The Accountant just didn’t add up
Every once in a while, a movie comes along that seems to exist just to remind you of other big (and small) screen projects. That pretty much appears to be what The Accountant is trying to achieve. The same way Dexter meets Jason Bourne by way of A Beautiful Mind, Gavin O’Connor’s action thriller comes off as an amalgam of various (significantly better) projects that have preceded it, as it jumps haphazardly from one familiar plot point to the next.
The film tells the story of Christian Wolff (Ben Affleck), an autistic math whiz with extensive combat training who is running a shady accounting firm while harbouring a number of dark secrets. He works with dangerous criminal organisations, helping companies that are experiencing internal financial issues by tracking discrepancies in their finances. An assignment takes Christian to the robotics corporation, Living Robotics, where he is tasked with figuring out the source of suspicious transactions that have been detected by their in-house accountant, Dana Cummings (Anna Kendrick).
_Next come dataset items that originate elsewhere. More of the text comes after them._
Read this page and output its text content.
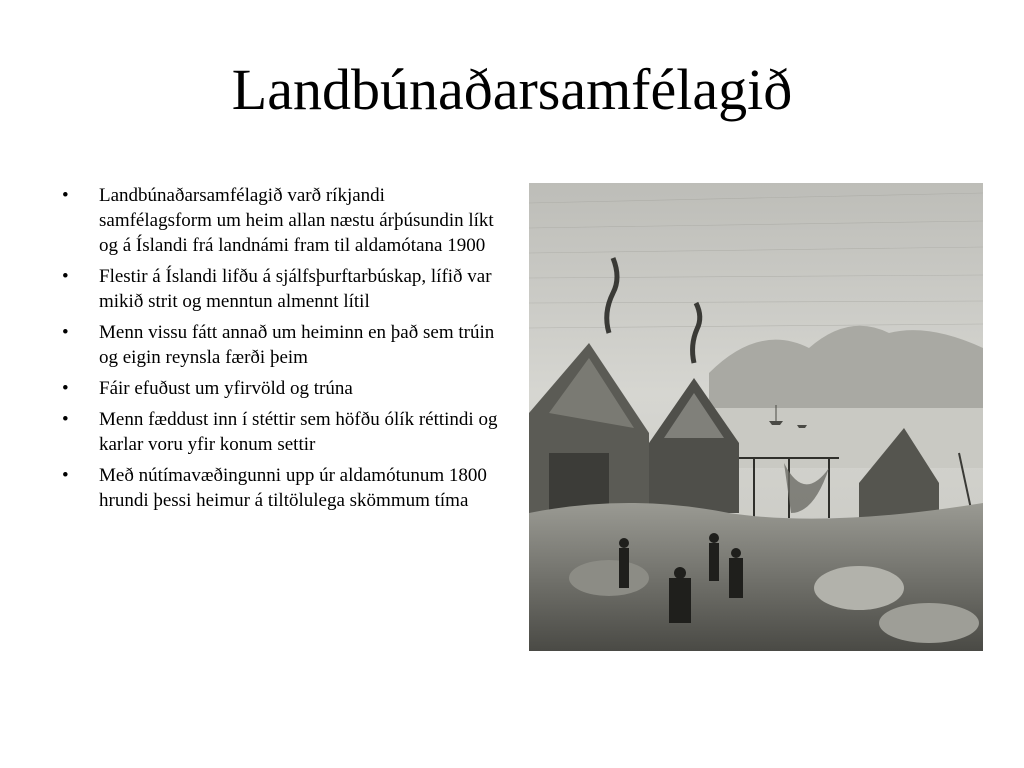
Landbúnaðarsamfélagið
• Landbúnaðarsamfélagið varð ríkjandi samfélagsform um heim allan næstu árþúsundin líkt og á Íslandi frá landnámi fram til aldamótana 1900
• Flestir á Íslandi lifðu á sjálfsþurftarbúskap, lífið var mikið strit og menntun almennt lítil
• Menn vissu fátt annað um heiminn en það sem trúin og eigin reynsla færði þeim
• Fáir efuðust um yfirvöld og trúna
• Menn fæddust inn í stéttir sem höfðu ólík réttindi og karlar voru yfir konum settir
• Með nútímavæðingunni upp úr aldamótunum 1800 hrundi þessi heimur á tiltölulega skömmum tíma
But when he unveils the truth behind the embezzlement, he finds himself and Dana being targeted by assassins. To further complicate things, the treasury department is also pursuing him and trying to unmask his identity. Christian must now try to get himself out of this pickle, using both his brains and brawn as necessary.
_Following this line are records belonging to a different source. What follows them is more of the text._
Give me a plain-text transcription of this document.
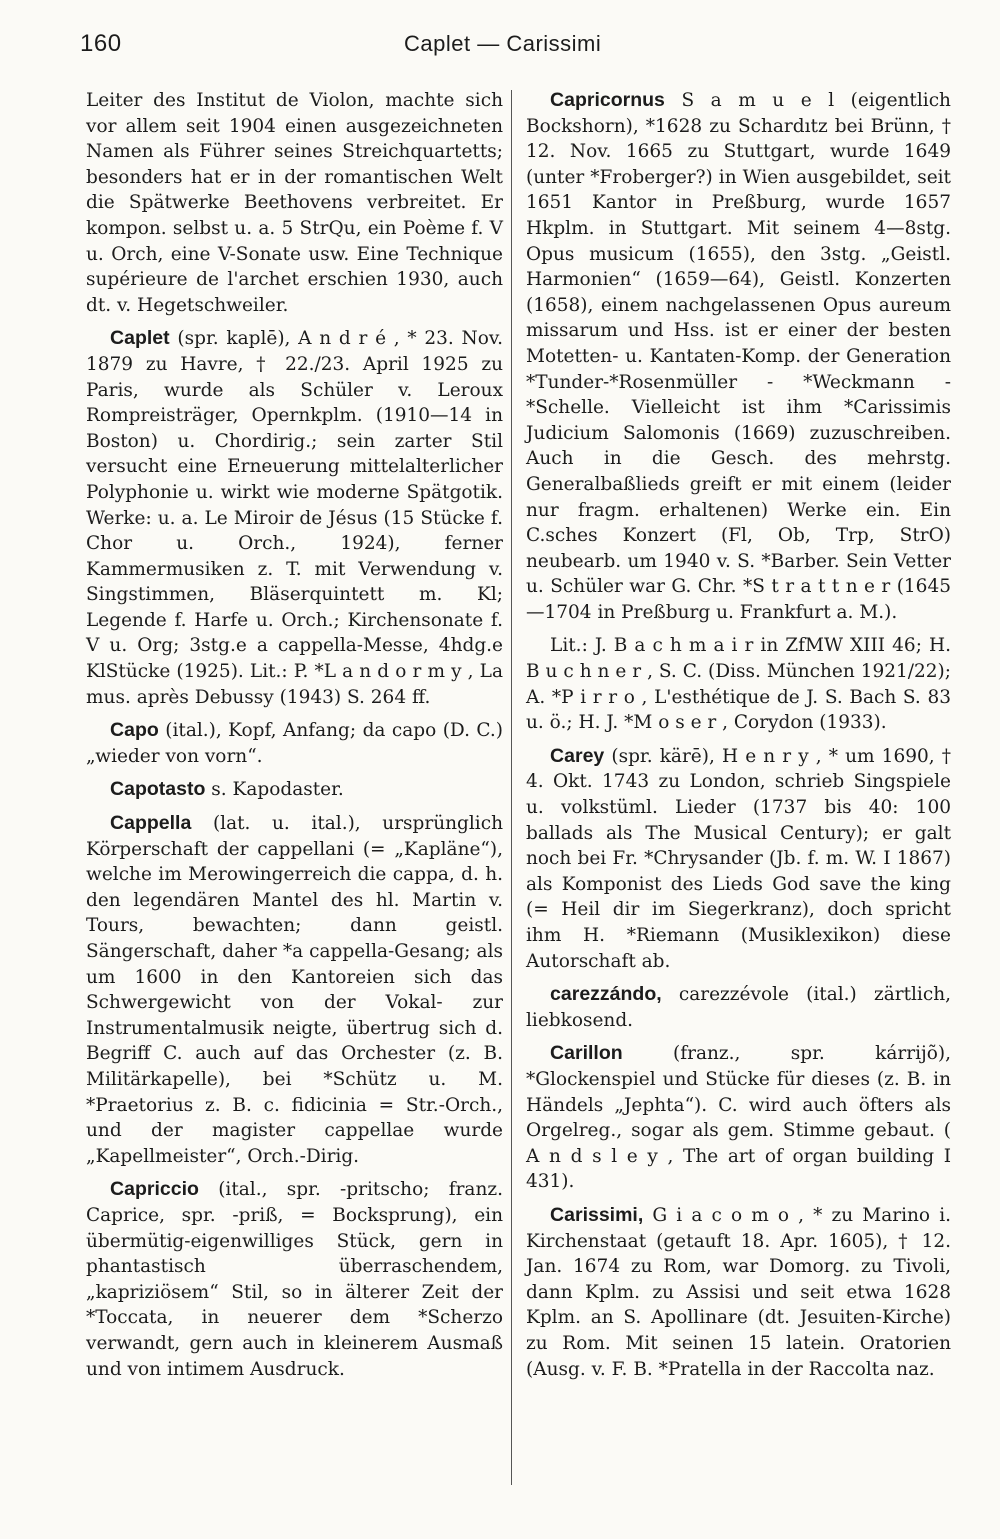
160	Caplet — Carissimi

Leiter des Institut de Violon, machte sich vor allem seit 1904 einen ausgezeichneten Namen als Führer seines Streichquartetts; besonders hat er in der romantischen Welt die Spätwerke Beethovens verbreitet. Er kompon. selbst u. a. 5 StrQu, ein Poème f. V u. Orch, eine V-Sonate usw. Eine Technique supérieure de l'archet erschien 1930, auch dt. v. Hegetschweiler.

Caplet (spr. kaplē), A n d r é , * 23. Nov. 1879 zu Havre, † 22./23. April 1925 zu Paris, wurde als Schüler v. Leroux Rompreisträger, Opernkplm. (1910—14 in Boston) u. Chordirig.; sein zarter Stil versucht eine Erneuerung mittelalterlicher Polyphonie u. wirkt wie moderne Spätgotik. Werke: u. a. Le Miroir de Jésus (15 Stücke f. Chor u. Orch., 1924), ferner Kammermusiken z. T. mit Verwendung v. Singstimmen, Bläserquintett m. Kl; Legende f. Harfe u. Orch.; Kirchensonate f. V u. Org; 3stg.e a cappella-Messe, 4hdg.e KlStücke (1925). Lit.: P. *L a n d o r m y , La mus. après Debussy (1943) S. 264 ff.

Capo (ital.), Kopf, Anfang; da capo (D. C.) „wieder von vorn“.

Capotasto s. Kapodaster.

Cappella (lat. u. ital.), ursprünglich Körperschaft der cappellani (= „Kapläne“), welche im Merowingerreich die cappa, d. h. den legendären Mantel des hl. Martin v. Tours, bewachten; dann geistl. Sängerschaft, daher *a cappella-Gesang; als um 1600 in den Kantoreien sich das Schwergewicht von der Vokal- zur Instrumentalmusik neigte, übertrug sich d. Begriff C. auch auf das Orchester (z. B. Militärkapelle), bei *Schütz u. M. *Praetorius z. B. c. fidicinia = Str.-Orch., und der magister cappellae wurde „Kapellmeister“, Orch.-Dirig.

Capriccio (ital., spr. -pritscho; franz. Caprice, spr. -priß, = Bocksprung), ein übermütig-eigenwilliges Stück, gern in phantastisch überraschendem, „kapriziösem“ Stil, so in älterer Zeit der *Toccata, in neuerer dem *Scherzo verwandt, gern auch in kleinerem Ausmaß und von intimem Ausdruck.

Capricornus S a m u e l (eigentlich Bockshorn), *1628 zu Schardıtz bei Brünn, † 12. Nov. 1665 zu Stuttgart, wurde 1649 (unter *Froberger?) in Wien ausgebildet, seit 1651 Kantor in Preßburg, wurde 1657 Hkplm. in Stuttgart. Mit seinem 4—8stg. Opus musicum (1655), den 3stg. „Geistl. Harmonien“ (1659—64), Geistl. Konzerten (1658), einem nachgelassenen Opus aureum missarum und Hss. ist er einer der besten Motetten- u. Kantaten-Komp. der Generation *Tunder-*Rosenmüller - *Weckmann - *Schelle. Vielleicht ist ihm *Carissimis Judicium Salomonis (1669) zuzuschreiben. Auch in die Gesch. des mehrstg. Generalbaßlieds greift er mit einem (leider nur fragm. erhaltenen) Werke ein. Ein C.sches Konzert (Fl, Ob, Trp, StrO) neubearb. um 1940 v. S. *Barber. Sein Vetter u. Schüler war G. Chr. *S t r a t t n e r (1645—1704 in Preßburg u. Frankfurt a. M.).

Lit.: J. B a c h m a i r in ZfMW XIII 46; H. B u c h n e r , S. C. (Diss. München 1921/22); A. *P i r r o , L'esthétique de J. S. Bach S. 83 u. ö.; H. J. *M o s e r , Corydon (1933).

Carey (spr. kärē), H e n r y , * um 1690, † 4. Okt. 1743 zu London, schrieb Singspiele u. volkstüml. Lieder (1737 bis 40: 100 ballads als The Musical Century); er galt noch bei Fr. *Chrysander (Jb. f. m. W. I 1867) als Komponist des Lieds God save the king (= Heil dir im Siegerkranz), doch spricht ihm H. *Riemann (Musiklexikon) diese Autorschaft ab.

carezzándo, carezzévole (ital.) zärtlich, liebkosend.

Carillon	(franz., spr. kárrijõ), *Glockenspiel und Stücke für dieses (z. B. in Händels „Jephta“). C. wird auch öfters als Orgelreg., sogar als gem. Stimme gebaut. ( A n d s l e y , The art of organ building I 431).

Carissimi, G i a c o m o , * zu Marino i. Kirchenstaat (getauft 18. Apr. 1605), † 12. Jan. 1674 zu Rom, war Domorg. zu Tivoli, dann Kplm. zu Assisi und seit etwa 1628 Kplm. an S. Apollinare (dt. Jesuiten-Kirche) zu Rom. Mit seinen 15 latein. Oratorien (Ausg. v. F. B. *Pratella in der Raccolta naz.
The Accountant seems to have many ingredients that could potentially make an engrossing thriller, but unfortunately its parts just don’t come together with any kind of elegance or believability. The cast, admittedly, is quite impressive. Affleck is passable as the stoic, awkward protagonist; Kendrick is charming, even though the film doesn’t give her much to do; and names like J K Simmons, Jeffrey Tambor, John Lithgow, and Jon Bernthal are on hand to round up the very solid supporting cast. But the scattershot plot is too unconvincing and absurd for even these accomplished performers to salvage the project.
There is a lot of drama on offer here, but much of it comes with a sense of déjà vu. The storyline seems like a disjointed jumble of ideas, none of which are even remotely original. The Accountant creates a collage of familiar pieces that remind you of everything from Good Will Hunting to Batman. And its tone seems to have some sort of a multiple personality disorder – one moment the film wants to be an intense corporate thriller, the next it’s a silly action flick, and, one flashback later, it’s a drama about family.
As it stands, The Accountant is an erratic, unremarkable offering that fails to make any lasting impression, but, ultimately, leaves you with the sense that the movie could have been a lot more entertaining had the filmmakers focused on fewer threads and settled on a more consistent tone.